# Festplattenaktivität blockiert USB-Ausgänge



## kastalonien (24. Oktober 2006)

Hallo zusammen,

seit kurzen habe ich es mit einem sehr merkwürdigen Problem zu tun. Vorgestern gab' meine Festplatte seltsame Geräusche von sich, beim Neustart meines Notebooks konnte windows gar nicht von der Festplatte geladen werden. Nachdem ich das Notebook zwei Stunden aus hatte ging's wieder. Die Festplatte arbeitete etwas langsamer, klang aber normal...
doch seitdem scheint eine Aktivität der Festplatte den Datentransfer der USB-Ausgänge zu blockieren, meine externe USB-Soundkarte gibt den Sound bei Festplattenaktivität nur verzerrt wieder und auch die Maus fängt an zu ruckeln...
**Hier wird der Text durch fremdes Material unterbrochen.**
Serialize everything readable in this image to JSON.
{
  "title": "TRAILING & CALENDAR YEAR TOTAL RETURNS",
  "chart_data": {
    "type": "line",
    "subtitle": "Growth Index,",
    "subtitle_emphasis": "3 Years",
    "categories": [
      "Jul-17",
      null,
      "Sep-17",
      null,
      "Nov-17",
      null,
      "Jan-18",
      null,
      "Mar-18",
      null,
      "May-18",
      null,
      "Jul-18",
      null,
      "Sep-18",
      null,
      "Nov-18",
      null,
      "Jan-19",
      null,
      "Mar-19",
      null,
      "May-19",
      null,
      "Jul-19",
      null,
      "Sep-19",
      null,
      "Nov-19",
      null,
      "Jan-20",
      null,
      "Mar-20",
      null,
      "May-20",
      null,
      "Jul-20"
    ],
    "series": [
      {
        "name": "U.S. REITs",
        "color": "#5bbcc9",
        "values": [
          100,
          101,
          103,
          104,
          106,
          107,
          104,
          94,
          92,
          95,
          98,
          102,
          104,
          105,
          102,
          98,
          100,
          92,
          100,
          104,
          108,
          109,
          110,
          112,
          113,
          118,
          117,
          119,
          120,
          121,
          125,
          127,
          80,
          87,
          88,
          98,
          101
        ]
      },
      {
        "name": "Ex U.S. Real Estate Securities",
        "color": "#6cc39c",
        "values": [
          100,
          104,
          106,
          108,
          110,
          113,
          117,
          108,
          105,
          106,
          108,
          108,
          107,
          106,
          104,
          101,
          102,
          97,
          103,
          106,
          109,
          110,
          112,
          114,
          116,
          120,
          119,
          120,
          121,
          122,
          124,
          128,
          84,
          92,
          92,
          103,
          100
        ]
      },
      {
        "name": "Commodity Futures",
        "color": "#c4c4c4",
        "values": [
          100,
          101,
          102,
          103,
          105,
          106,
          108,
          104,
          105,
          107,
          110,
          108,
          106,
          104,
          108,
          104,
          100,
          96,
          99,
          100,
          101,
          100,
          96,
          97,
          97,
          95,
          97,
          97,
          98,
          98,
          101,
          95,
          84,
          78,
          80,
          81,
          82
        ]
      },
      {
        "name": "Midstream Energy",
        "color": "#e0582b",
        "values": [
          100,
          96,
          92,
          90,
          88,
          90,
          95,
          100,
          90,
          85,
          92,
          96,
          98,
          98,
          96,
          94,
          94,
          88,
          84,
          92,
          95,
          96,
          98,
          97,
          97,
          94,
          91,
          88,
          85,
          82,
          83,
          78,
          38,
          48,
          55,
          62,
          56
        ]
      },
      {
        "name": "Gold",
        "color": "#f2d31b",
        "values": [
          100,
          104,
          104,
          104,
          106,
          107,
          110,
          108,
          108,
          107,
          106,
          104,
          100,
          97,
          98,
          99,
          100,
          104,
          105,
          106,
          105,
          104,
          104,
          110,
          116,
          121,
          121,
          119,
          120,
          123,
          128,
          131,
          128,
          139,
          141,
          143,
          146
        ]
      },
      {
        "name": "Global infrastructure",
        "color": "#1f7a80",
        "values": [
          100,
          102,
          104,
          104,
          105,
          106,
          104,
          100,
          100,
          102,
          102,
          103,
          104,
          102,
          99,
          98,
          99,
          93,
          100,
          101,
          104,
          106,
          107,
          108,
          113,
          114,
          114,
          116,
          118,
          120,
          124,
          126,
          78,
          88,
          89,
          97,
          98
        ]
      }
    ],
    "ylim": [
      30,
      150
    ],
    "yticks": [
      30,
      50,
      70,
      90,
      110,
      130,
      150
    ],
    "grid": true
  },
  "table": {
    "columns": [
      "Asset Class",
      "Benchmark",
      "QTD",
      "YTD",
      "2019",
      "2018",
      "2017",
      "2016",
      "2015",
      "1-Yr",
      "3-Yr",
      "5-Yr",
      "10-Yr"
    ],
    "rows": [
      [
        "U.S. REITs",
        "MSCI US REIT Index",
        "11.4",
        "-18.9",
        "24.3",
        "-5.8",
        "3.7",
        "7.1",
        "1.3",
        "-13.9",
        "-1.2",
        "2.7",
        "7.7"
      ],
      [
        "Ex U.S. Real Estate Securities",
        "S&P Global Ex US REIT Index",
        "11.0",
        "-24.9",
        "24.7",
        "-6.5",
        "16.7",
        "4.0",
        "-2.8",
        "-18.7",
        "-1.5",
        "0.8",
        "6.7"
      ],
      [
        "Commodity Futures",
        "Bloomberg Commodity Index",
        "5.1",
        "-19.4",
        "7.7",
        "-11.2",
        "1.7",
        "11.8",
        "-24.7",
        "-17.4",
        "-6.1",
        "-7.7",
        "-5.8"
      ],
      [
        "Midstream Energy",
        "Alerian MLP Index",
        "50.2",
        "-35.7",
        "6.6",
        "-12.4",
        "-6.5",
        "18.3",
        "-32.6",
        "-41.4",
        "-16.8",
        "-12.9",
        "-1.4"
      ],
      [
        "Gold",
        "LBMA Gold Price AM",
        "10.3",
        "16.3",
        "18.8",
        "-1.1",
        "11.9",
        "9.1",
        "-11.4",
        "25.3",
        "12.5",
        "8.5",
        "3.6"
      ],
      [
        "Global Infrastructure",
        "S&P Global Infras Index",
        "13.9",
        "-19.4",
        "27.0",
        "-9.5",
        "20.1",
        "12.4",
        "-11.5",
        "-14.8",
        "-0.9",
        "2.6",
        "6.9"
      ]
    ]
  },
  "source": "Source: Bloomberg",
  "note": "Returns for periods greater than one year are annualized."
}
Wer hat Erfahrungen mit derartigen Fehlern?

Danke für Antworten...


----------



## AndreG (25. Oktober 2006)

Moin,

Eine Festplatte macht meist nicht umsonst komische Geräusche. Also würd ich mich mal um den Zusatnd deiner Platte kümmern/sorgen.

Sprich mal die SMART-Werte anschaun, Diognosetools etc. Denn wenn deine Platte nicht mehr mit dem Datenaufkommen zurechtkommt, (weil Defekt) kann es gut sein das der USB daher keine Bandbreite (Lesezugriff) mehr hat.

Mfg Andre


----------